How AI Platforms Search
Fan-Out Query Behavior Across Intent Types, Verticals, and Platforms
Anthony Lee — AI+Automation
Preprint v1.2 — April 2026 | Not yet peer-reviewed
Key Findings
Two-Layer Retrieval Model
AI search is two decisions, not one. Layer 1 (search or not) is 91.7% deterministic. Layer 2 (what to search) produces entirely different query strings each time (98% zero overlap) but the structural type of search is 65% stable. Optimize for types, not strings.
Intent Drives Fan-Out Composition
Discovery queries trigger 3.3x the entity injection rate of informational queries (X2=299.6, p<0.001, V=0.24). When users shop, AI injects brand names from training data. When users learn, AI compresses to keywords. Intent, not vertical, determines retrieval strategy.
Platform Retrieval Personalities
ChatGPT injects entities (32% of fan-outs). Gemini explores broadly (27% expansion + 21% tangential). Perplexity seeks evidence (21%) and compresses to keywords (19%). Each platform needs a different optimization approach (X2=386.9, p<0.001, V=0.38).

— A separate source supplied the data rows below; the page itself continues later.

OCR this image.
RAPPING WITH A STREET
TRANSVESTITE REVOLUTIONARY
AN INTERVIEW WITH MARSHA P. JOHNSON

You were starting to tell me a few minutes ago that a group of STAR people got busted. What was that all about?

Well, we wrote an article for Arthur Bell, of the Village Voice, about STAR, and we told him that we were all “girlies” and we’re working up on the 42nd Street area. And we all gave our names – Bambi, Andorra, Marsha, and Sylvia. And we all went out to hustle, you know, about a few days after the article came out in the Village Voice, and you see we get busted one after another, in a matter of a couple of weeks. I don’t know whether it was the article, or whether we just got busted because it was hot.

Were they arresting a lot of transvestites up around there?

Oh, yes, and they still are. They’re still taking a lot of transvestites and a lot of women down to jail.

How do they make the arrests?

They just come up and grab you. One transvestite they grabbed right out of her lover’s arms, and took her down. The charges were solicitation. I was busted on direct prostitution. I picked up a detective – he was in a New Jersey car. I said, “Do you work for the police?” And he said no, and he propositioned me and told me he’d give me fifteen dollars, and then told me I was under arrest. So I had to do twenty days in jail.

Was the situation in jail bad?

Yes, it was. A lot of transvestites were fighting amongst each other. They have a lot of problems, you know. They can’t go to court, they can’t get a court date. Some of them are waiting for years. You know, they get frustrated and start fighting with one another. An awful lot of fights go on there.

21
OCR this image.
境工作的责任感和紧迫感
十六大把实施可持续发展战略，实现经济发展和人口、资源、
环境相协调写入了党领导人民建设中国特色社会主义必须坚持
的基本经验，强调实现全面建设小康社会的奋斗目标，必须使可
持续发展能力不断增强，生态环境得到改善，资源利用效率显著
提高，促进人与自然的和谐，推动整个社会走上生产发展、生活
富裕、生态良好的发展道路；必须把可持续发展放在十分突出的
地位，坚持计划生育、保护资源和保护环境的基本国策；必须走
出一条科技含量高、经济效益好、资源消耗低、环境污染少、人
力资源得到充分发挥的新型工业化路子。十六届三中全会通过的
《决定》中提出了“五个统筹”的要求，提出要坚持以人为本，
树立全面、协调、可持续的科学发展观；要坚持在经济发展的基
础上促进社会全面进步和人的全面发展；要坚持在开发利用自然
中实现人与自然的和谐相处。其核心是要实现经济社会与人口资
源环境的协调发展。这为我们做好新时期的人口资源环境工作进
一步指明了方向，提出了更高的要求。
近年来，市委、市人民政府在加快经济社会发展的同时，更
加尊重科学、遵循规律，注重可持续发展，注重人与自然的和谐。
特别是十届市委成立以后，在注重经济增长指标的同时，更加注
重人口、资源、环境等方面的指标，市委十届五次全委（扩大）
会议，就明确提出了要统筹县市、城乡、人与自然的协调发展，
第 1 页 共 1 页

Model-Tier Search Behavior
ChatGPT's flagship model (gpt-5.4) searches the web on only 29% of queries. Smaller models (gpt-5.4-mini, gpt-5.4-nano) search 100%. Bigger models answer from memory. Content not in training data may be invisible to the most capable model.
Format Sensitivity
Situation-first query phrasing ("I just got a data breach notification...") produces significantly different fan-out distributions than standard phrasing ("best password manager 2026") with V=0.35, p<0.001. Current monitoring tools that only track keyword-style queries miss the retrieval paths conversational prompts trigger.
Read Full Abstract
When users submit queries to AI search platforms, the platforms do not pass the user's text to web search verbatim. They decompose each prompt into multiple internal "fan-out queries" -- the actual strings sent to retrieval engines. These fan-out queries determine which pages get fetched, which enter the AI's context window, and which get cited in the response. This study classifies 1,323 fan-out queries generated by 540 parent queries across three AI platforms (ChatGPT, Gemini, Perplexity), ten commercial verticals, and five intent types. Seven findings emerge. First, user intent is a significant predictor of fan-out composition (X2=299.6, p<0.001, V=0.24): discovery queries trigger 3.3x the entity injection rate of informational queries. Second, platforms exhibit distinct retrieval personalities -- ChatGPT injects entities from training data on 32% of fan-outs, Gemini casts a wide net with 27% expansion queries, and Perplexity leads in evidence-seeking at 21%. Third, ChatGPT's search trigger rate varies dramatically by model tier: gpt-5.4 searches on only 29% of queries while gpt-5.4-nano searches on 100%. Fourth, platform-intent interaction effects explain fan-out variation better than either factor alone (two-way AIC=192 vs main-effects AIC=937). Fifth, situation-first query phrasing produces significantly different fan-out distributions than standard phrasing (V=0.35, p<0.001). Sixth, no significant vertical effect was detected at this sample size (H=6.26, p=0.71). Seventh, replicate analysis reveals that the search trigger decision is highly deterministic (91.7% agreement) while fan-out strings are stochastic (98% zero overlap), but the structural type of fan-out is moderately stable (65% top-type agreement). These findings establish that AI search operates a two-layer retrieval system: a model-confidence layer that decides whether to search at all, and a query-decomposition layer that determines what to search for.
Keywords
Generative Engine Optimization, GEO, query fan-out, Large Language Models, search retrieval, agentic search, ChatGPT, Perplexity, Gemini, Google AI Mode
Citation
Lee, A. (2026). How AI platforms search: Fan-out query behavior across intent types, verticals, and platforms. Preprint v1.2, AI+Automation.